[extropy-chat] Dark matter and ET

Damien Sullivan phoenix at ugcs.caltech.edu
Fri Jul 15 04:36:57 UTC 2005


On Thu, Jul 14, 2005 at 08:22:48PM -0400, Dan Clemmensen wrote:
> There are many fundamental questions to which we currently have no 
> scientific answers.
> 
> Two of the biggies:
> 1)  Dark matter: We have not been able to detect by other means enough 
> matter
>     to account for all of the gravitational effect we see in the cosmos.
> 2)  The Fermi Paradox: Why have we not detected signs of other 
> intelligent life in
>      the cosmos?
> 
> Perhaps these questions answer each other.

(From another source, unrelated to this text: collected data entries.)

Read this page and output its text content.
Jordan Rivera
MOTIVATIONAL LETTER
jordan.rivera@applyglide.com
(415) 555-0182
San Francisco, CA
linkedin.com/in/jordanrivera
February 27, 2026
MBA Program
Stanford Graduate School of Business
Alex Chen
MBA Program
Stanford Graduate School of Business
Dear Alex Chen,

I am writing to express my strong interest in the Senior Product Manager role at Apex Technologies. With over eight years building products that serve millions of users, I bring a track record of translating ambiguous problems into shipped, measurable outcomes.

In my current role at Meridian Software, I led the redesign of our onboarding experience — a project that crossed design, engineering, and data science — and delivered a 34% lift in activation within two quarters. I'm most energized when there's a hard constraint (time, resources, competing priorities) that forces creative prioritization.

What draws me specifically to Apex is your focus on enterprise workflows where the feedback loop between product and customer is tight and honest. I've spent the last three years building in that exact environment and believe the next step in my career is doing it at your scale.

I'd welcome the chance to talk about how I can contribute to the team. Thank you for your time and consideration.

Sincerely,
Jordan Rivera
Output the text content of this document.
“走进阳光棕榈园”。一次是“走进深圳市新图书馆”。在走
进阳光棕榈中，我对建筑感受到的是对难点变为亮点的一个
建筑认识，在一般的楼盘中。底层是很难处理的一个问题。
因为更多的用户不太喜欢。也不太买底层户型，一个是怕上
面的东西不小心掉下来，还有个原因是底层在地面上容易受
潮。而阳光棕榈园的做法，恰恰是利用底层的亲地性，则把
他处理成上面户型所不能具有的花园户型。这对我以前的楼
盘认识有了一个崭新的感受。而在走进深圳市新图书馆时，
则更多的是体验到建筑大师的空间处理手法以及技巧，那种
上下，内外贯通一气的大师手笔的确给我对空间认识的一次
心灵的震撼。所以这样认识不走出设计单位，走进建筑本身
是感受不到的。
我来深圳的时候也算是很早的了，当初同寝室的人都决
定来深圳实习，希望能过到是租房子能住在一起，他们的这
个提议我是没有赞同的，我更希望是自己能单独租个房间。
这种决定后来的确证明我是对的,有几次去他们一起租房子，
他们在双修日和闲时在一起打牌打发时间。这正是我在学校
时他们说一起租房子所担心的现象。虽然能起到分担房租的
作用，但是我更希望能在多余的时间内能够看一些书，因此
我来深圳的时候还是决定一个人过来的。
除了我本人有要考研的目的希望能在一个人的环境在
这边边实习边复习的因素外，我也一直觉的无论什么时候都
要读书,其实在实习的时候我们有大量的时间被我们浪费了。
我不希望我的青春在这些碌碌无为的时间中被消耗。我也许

Dyson spheres have been 
> considered and rejected,

I don't know the details, but my impression is that current models predict
that the amount of baryonic matter we see is about what is out there, e.g. the
missing mass is mostly not dark normal matter.  If it were, the models of 
nucleosynthesis in the Big Bang would give different results than we observe.

As for Eliezer's idea of stars really being information nodes: given that the
model, of stars being big clumps of hydrogen and contaminants which collapse
under gravity until they fuse, gives predictions which match observations
pretty damn well, I'd be leary of assuming anything else is going on.  Life
should be postulated for things we can't explain through simple physics and
chemistry, such as persistent oxygen atmospheres.